Do NOT continue to drive the car in this condition!
Other than agreeing with others about not driving the car and having it properly diagnosed I might ask the following questions along with posing a statement.
You state the oil was low and you topped it off. How much oil was required to top it off and how many miles since the last oil change?
You refer to the timing belt making noise and “how it sounds very similar to how it did when they needed to be changed”.
Timing belts make no noise unless there’s a looming problem with a tensioner or idler pulley. Has this car broken a timing belt in the past?
Have you been driving this car with noise issues up to the point when the CEL illuminated and the current issues began?
Ok4450- i used 2 quarts of oil to top it off and I am also due for an oil change it has been about 3500 miles since my last one. The car has broken a timing belt in the past as well. I had been driving the car for about a month up until yesterday when the light came on and started flashing. About a month ago, a very slight rattling/vibration sound began and I figured that my muffler was a bit loose and admittedly let it go until yesterday when the even louder noise began. Two weeks ago, the check engine light came on and an even louder noise began. I was unable to make it into my mechanic because of work since then and am scheduled to meet with him tomorrow. I stopped driving the car yesterday when I stopped at the light after getting off of the expressway and the check engine light began flashing and my car felt like it was about to stall. Do these details possibly help? I just want to be informed on what the problem MAY be before I meet with the mechanic tomorrow so that I can narrow down the issue and also not pay for something unnecessary. Anything you can tell me is helpful. Thank you.
Good posts above for advice. Hard to say what’s causing this. Might be something simple, might not. I’ll offer some speculations, might help as you discuss this problem with your shop. Basically the first goal is to determine whether this is a spark, fuel, compression, mixture, or exhaust problem. Best of luck.
- Plugged catalytic converter.
- Misfires caused by problem with ignition system, i.e. spark problem.
- Water or other contaminant in gas.
- Belt-driven accessory is locking up, like the AC compressor.
- Valve timing or compression problem, timing belt or belt pathway failure
- Fuel filter clogged, faulty fuel pump, problematic fuel pressure, or balky injectors
- EGR malfunction
- Major vacuum leak, like the brake booster has failed
- Serious internal engine damage, most likely this would be caused by a cooling system or oil problem.

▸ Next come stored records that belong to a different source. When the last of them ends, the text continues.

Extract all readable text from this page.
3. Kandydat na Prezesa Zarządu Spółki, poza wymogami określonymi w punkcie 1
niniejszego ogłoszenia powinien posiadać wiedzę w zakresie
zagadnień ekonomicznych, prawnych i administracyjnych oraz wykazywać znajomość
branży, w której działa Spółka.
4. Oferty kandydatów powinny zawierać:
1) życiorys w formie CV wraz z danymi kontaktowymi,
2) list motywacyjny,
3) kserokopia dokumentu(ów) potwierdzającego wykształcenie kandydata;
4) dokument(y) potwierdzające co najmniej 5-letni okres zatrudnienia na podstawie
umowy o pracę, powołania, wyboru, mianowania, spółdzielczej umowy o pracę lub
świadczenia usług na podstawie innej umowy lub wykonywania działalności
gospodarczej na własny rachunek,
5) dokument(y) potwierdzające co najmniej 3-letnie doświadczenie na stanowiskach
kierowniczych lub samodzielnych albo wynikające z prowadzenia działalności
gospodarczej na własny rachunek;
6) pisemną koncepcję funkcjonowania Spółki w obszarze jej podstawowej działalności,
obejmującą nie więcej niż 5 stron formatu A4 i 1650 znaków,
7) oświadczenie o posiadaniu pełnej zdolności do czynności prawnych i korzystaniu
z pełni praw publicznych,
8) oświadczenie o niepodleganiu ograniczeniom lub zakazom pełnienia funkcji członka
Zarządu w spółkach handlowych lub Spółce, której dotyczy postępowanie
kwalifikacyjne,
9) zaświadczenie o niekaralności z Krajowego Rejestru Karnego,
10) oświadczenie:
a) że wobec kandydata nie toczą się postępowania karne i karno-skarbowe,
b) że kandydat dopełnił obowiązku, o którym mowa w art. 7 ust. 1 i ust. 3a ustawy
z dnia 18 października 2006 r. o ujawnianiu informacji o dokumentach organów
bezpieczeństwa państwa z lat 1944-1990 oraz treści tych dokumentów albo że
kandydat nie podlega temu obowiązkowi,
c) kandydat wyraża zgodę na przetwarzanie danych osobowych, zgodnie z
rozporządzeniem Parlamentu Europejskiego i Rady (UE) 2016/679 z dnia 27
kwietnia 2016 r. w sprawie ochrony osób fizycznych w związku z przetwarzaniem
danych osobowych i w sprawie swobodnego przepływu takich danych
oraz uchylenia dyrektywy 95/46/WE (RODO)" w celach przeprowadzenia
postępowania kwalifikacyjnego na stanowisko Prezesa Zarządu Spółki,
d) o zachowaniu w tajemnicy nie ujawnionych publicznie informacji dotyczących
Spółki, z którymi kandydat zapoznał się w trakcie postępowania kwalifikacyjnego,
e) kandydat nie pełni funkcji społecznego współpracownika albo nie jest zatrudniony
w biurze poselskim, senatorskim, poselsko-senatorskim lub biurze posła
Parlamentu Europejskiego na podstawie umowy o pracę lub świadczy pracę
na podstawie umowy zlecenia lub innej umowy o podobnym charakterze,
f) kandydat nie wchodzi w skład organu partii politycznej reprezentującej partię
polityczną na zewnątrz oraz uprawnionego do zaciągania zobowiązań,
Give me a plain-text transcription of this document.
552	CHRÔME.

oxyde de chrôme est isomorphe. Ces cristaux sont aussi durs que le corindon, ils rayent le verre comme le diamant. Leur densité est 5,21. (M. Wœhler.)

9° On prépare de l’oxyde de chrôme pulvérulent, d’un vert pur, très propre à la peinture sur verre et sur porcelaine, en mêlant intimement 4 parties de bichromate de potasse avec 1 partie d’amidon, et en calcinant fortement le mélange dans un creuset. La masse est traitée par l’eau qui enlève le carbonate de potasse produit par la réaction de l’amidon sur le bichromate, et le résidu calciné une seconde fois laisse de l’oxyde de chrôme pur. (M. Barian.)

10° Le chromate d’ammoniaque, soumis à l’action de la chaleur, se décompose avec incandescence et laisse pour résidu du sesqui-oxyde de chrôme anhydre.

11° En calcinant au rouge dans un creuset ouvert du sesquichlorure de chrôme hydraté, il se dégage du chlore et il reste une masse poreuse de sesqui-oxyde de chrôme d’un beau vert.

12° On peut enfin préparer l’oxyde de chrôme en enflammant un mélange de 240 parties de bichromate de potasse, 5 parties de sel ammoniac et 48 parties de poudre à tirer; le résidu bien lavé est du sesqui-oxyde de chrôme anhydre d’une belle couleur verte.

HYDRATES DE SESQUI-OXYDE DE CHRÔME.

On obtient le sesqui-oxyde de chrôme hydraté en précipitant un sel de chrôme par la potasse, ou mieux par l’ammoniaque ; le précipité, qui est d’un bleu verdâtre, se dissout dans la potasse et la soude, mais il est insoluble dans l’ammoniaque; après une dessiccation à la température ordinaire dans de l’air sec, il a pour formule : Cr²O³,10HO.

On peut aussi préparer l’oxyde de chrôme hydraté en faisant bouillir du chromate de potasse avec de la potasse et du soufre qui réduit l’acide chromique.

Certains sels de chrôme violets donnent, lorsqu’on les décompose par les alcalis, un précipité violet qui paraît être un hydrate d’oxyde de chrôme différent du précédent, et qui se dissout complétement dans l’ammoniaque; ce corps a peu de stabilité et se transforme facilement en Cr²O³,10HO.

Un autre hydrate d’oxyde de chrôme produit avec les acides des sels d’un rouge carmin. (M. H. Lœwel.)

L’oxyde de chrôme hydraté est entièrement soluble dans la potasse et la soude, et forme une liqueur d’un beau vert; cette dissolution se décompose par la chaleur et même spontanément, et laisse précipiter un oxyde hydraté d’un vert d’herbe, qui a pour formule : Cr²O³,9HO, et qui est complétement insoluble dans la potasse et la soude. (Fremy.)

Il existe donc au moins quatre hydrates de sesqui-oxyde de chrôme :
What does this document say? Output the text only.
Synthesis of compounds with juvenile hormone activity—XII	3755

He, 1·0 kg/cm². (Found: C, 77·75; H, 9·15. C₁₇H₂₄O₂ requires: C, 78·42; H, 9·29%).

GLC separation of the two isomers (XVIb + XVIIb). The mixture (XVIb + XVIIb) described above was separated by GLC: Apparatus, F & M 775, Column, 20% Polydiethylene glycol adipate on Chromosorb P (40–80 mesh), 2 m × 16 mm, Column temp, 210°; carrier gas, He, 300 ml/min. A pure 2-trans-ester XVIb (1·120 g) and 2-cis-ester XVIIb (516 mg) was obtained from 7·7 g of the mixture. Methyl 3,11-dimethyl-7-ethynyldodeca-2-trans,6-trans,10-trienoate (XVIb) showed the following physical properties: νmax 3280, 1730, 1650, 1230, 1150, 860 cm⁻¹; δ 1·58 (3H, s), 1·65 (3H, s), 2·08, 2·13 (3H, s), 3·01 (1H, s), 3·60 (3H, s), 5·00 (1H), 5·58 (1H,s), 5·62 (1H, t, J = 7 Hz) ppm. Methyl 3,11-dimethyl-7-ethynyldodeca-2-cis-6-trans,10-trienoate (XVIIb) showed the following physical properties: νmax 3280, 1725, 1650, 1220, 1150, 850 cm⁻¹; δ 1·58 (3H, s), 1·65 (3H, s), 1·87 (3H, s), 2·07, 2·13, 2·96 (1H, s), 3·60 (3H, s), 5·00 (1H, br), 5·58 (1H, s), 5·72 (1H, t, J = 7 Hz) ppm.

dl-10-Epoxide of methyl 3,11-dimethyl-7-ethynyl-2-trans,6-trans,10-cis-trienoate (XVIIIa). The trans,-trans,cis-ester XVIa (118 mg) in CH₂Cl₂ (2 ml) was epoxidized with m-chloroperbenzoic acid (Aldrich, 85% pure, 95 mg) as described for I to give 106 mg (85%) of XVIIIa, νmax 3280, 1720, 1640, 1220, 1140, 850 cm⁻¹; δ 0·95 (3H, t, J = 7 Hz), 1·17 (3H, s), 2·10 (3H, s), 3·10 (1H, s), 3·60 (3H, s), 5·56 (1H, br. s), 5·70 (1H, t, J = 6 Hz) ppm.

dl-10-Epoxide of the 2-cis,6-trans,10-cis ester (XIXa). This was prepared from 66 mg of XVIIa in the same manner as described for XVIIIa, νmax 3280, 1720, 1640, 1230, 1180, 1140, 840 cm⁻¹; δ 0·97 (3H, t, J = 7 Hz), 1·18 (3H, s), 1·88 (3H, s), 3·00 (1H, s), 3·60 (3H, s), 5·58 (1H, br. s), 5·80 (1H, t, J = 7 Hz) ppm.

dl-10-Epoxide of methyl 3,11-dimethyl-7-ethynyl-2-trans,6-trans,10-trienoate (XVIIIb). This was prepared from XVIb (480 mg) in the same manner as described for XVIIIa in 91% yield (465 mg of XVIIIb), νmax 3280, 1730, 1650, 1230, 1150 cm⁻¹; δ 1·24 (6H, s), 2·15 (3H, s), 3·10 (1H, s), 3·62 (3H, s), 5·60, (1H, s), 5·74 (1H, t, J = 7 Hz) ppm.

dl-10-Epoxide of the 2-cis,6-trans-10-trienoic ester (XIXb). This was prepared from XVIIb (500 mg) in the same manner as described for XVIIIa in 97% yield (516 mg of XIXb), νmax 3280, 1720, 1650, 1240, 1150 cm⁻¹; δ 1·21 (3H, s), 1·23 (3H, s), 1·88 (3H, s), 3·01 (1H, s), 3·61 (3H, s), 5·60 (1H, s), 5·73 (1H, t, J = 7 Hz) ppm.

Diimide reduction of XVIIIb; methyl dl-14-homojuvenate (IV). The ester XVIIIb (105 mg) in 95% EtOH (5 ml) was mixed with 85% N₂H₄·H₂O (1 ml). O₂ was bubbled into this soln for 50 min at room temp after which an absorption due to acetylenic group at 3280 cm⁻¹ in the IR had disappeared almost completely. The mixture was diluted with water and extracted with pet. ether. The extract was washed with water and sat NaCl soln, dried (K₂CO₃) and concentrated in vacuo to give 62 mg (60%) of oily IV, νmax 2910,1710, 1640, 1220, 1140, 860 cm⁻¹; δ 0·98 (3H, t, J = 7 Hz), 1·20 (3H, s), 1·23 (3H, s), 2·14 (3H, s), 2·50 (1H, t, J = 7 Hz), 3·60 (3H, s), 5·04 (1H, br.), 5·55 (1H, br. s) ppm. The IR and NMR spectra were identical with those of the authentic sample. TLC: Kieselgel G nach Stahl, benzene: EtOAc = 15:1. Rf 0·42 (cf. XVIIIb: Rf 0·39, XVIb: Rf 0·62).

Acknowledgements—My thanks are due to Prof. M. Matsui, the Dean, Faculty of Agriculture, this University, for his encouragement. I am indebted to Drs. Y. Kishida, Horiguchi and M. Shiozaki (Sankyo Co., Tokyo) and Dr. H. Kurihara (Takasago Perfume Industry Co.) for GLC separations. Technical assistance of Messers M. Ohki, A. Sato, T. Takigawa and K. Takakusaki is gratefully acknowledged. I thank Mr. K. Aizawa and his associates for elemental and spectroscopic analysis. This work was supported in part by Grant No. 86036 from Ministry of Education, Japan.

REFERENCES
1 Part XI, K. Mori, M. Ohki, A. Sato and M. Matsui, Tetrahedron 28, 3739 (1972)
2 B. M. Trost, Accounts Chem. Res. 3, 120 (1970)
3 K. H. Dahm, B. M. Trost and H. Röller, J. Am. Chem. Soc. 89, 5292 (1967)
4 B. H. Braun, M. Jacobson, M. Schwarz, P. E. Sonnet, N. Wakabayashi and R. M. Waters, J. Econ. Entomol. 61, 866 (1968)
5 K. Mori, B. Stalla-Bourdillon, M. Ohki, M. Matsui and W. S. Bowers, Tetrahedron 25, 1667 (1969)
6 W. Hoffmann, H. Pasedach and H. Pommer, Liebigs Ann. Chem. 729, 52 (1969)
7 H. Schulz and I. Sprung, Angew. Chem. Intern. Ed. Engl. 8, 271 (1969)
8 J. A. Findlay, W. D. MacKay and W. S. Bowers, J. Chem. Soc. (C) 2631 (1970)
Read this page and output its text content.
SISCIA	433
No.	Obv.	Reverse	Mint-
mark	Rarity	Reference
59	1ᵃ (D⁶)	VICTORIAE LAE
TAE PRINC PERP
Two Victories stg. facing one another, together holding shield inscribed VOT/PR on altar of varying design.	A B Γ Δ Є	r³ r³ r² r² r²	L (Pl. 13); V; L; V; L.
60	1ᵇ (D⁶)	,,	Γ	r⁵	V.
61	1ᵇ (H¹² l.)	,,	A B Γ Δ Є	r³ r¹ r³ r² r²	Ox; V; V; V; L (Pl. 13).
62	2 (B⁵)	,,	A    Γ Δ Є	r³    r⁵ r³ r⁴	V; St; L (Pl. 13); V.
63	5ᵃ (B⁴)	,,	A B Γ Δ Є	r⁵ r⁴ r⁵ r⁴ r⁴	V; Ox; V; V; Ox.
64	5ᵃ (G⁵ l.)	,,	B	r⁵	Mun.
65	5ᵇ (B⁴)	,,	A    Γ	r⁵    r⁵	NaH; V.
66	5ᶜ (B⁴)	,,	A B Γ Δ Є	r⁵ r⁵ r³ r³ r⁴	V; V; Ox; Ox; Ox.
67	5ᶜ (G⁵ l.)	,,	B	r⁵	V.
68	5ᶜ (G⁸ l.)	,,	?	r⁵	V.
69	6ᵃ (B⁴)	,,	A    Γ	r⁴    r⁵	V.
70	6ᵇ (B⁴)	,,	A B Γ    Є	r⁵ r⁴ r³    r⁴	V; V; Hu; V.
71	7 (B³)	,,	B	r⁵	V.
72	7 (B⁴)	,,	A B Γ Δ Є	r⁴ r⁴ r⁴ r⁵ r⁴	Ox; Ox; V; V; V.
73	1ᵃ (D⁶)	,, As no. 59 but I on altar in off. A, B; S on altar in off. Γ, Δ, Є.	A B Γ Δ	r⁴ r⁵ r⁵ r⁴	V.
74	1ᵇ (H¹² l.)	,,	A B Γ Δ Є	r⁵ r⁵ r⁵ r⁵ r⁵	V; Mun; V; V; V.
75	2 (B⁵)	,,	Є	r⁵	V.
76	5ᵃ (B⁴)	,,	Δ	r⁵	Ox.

@LucyLu222 I’m afraid I may not be of much help here. With the CEL illuminated and flashing the diagnostic code, or codes, need to be pulled first. Guessing a bit, I could say there’s a severe misfire based on the symptoms. The cause of that misfire could be any one of a number of things.
As to oil level, being 2 quarts down will keep an engine going but it’s not good for the health of the engine. Low oil means the remaining oil is overheating which then leads to oil coking; meaning the oil is burnt. This is not good on engine internals and especially so on variable valve timing mechanisms and turbochargers.
A gut feeling led me to ask about a timing belt snapping in the past. When this happens on a Subaru engine damage usually occurs due to cylinder head valve contact. The damage can range from minor to major with luck playing a part.
When this prior incident with a broken belt happened, was any engine work done or was the engine simply fitted with a new timing belt kit and sent on its way?
If the latter, I’m wondering if some minor damage has now surfaced as major due to not taking care of the problem at the time.